A selection of key paragraphs can be found below the judgment.
96. In the present case the procedure under Article 178 of the CCrP, of which the applicants were warned in the summonses served on them, provides that bringing a person by force with a view to conducting an investigative measure with his or her participation must be carried out in accordance with a reasoned decision of an investigating body or a court. However, it does not appear that there was a decision taken in this context ordering the applicants’ escort for questioning. The Government has not argued otherwise. In these circumstances, the applicants’ deprivation of liberty cannot be deemed as “lawful” within the meaning of Article 5 § 1.
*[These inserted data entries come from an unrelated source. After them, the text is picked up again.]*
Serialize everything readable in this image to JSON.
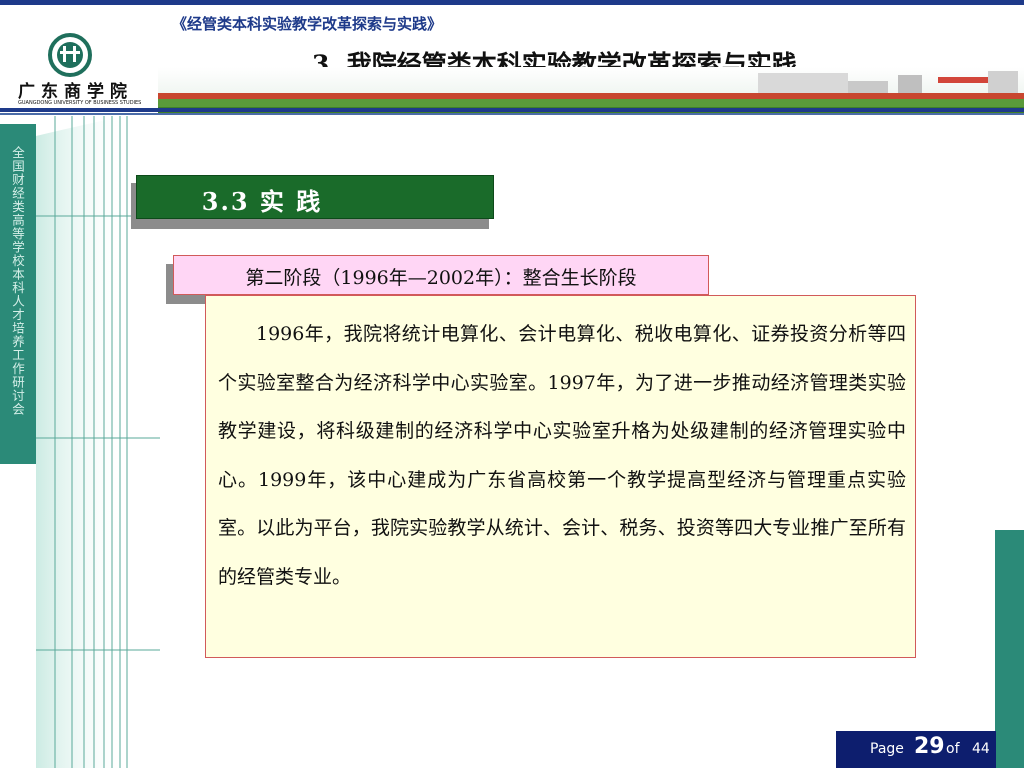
{
  "header": {
    "course_title": "《经管类本科实验教学改革探索与实践》",
    "slide_title": "3.  我院经管类本科实验教学改革探索与实践"
  },
  "logo": {
    "name": "广东商学院",
    "subtitle": "GUANGDONG UNIVERSITY OF BUSINESS STUDIES"
  },
  "sidebar": {
    "vertical_text": "全国财经类高等学校本科人才培养工作研讨会"
  },
  "section": {
    "label": "3.3 实 践"
  },
  "stage": {
    "label": "第二阶段（1996年—2002年）：整合生长阶段"
  },
  "content": {
    "paragraph": "1996年，我院将统计电算化、会计电算化、税收电算化、证券投资分析等四个实验室整合为经济科学中心实验室。1997年，为了进一步推动经济管理类实验教学建设，将科级建制的经济科学中心实验室升格为处级建制的经济管理实验中心。1999年，该中心建成为广东省高校第一个教学提高型经济与管理重点实验室。以此为平台，我院实验教学从统计、会计、税务、投资等四大专业推广至所有的经管类专业。"
  },
  "pager": {
    "page_word": "Page",
    "current": "29",
    "of_word": "of",
    "total": "44"
  },
  "colors": {
    "navy": "#1e3a8a",
    "teal": "#2b8a78",
    "section_green": "#1a6b2a",
    "stage_pink": "#ffd6f5",
    "content_yellow": "#ffffe0",
    "border_red": "#d15a5a"
  }
}
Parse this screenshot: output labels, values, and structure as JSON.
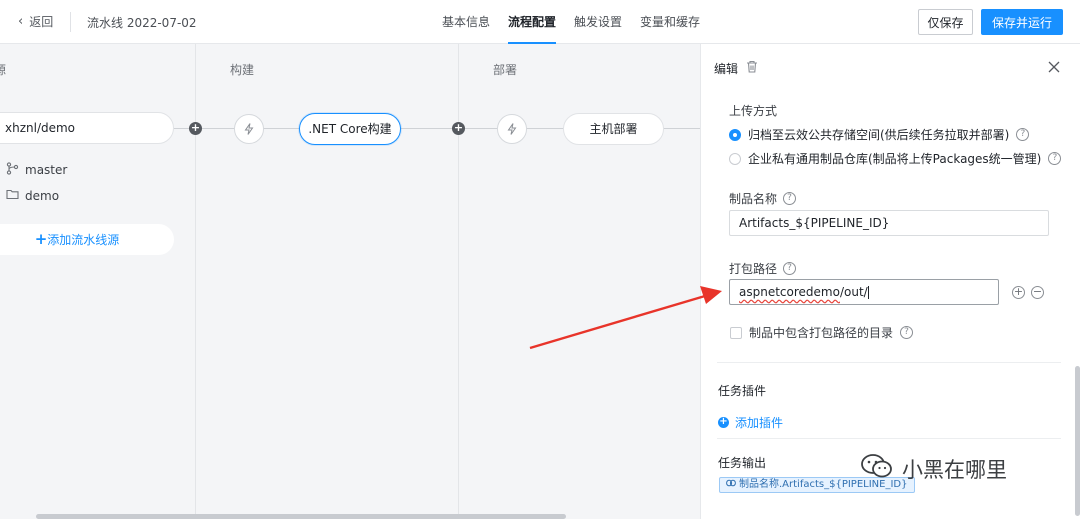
{
  "topbar": {
    "back_label": "返回",
    "pipeline_name": "流水线 2022-07-02",
    "tabs": [
      {
        "label": "基本信息"
      },
      {
        "label": "流程配置"
      },
      {
        "label": "触发设置"
      },
      {
        "label": "变量和缓存"
      }
    ],
    "active_tab": "流程配置",
    "save_only_label": "仅保存",
    "save_run_label": "保存并运行"
  },
  "canvas": {
    "stages": [
      {
        "title": "源"
      },
      {
        "title": "构建"
      },
      {
        "title": "部署"
      }
    ],
    "source": {
      "repo": "xhznl/demo",
      "branch": "master",
      "folder": "demo",
      "add_label": "添加流水线源"
    },
    "build_node": ".NET Core构建",
    "deploy_node": "主机部署"
  },
  "panel": {
    "title": "编辑",
    "upload_method_label": "上传方式",
    "upload_options": [
      {
        "label": "归档至云效公共存储空间(供后续任务拉取并部署)",
        "selected": true
      },
      {
        "label": "企业私有通用制品仓库(制品将上传Packages统一管理)",
        "selected": false
      }
    ],
    "artifact_name_label": "制品名称",
    "artifact_name_value": "Artifacts_${PIPELINE_ID}",
    "pack_path_label": "打包路径",
    "pack_path_value_a": "aspnetcoredemo",
    "pack_path_value_b": "/out/",
    "include_dir_label": "制品中包含打包路径的目录",
    "plugins_title": "任务插件",
    "add_plugin_label": "添加插件",
    "output_title": "任务输出",
    "output_tag": "制品名称.Artifacts_${PIPELINE_ID}"
  },
  "watermark": "小黑在哪里",
  "colors": {
    "accent": "#1890ff",
    "arrow": "#e8342a"
  },
  "icons": {
    "back": "chevron-left-icon",
    "trash": "trash-icon",
    "close": "close-icon",
    "help": "question-circle-icon",
    "trigger": "lightning-icon",
    "branch": "branch-icon",
    "folder": "folder-icon"
  }
}
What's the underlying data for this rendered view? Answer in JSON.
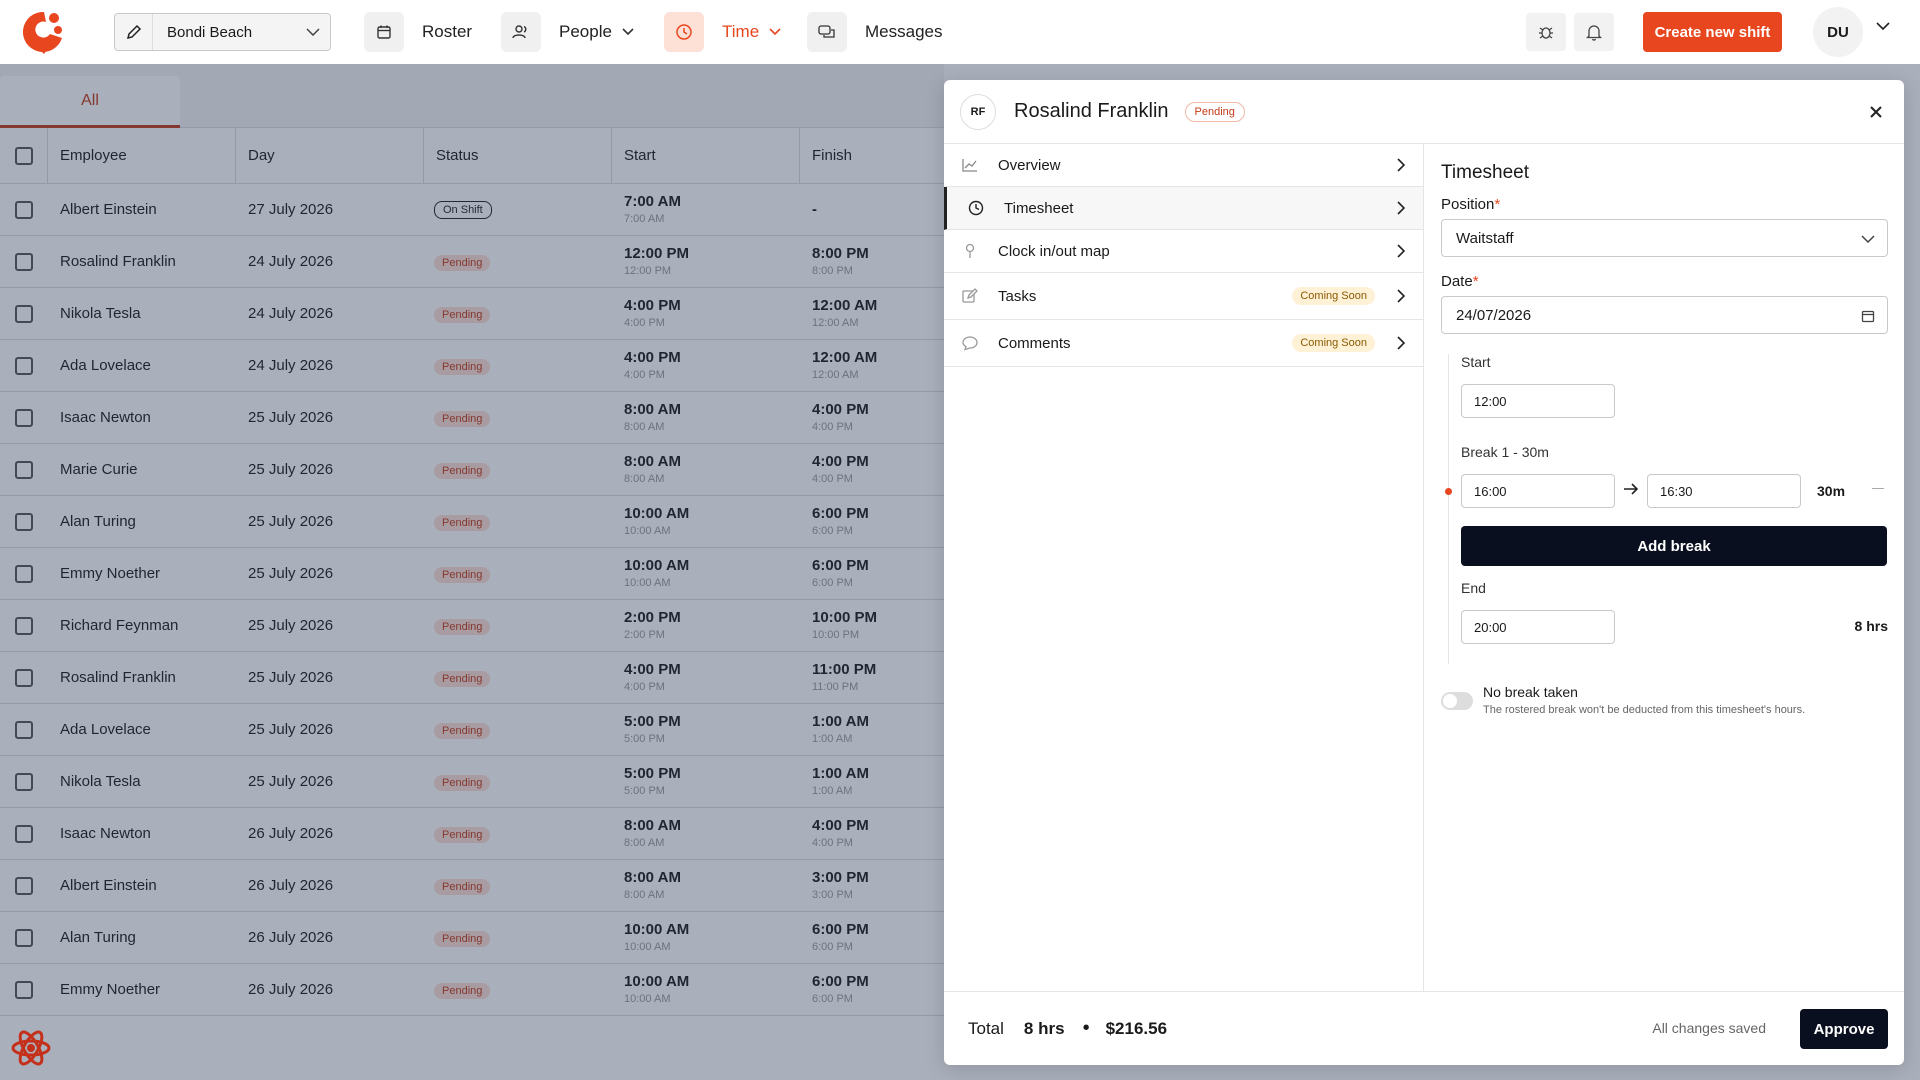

141. (…) the Court notes that the evidence available in the case-file shows that that a male officer intruded into the toilet while the first applicant was using its facilities (see paragraph 133). The actions of the officer in question were justified by his superior by security considerations, specifically in order to allegedly prevent the first applicant from harming herself. However, it does not appear from the facts of the case that there was an emergency situation requiring the officer in question to take any imminent action in order to protect the applicant. Nor is there anything to suggest that the first applicant presented a risk of self-harm. The Government did not put forward any explanation in this context or provide evidence regarding the incident, such as testimony from the neighbour whose toilet the first applicant was using.
159. There has therefore been a violation of Article 8 of the Convention.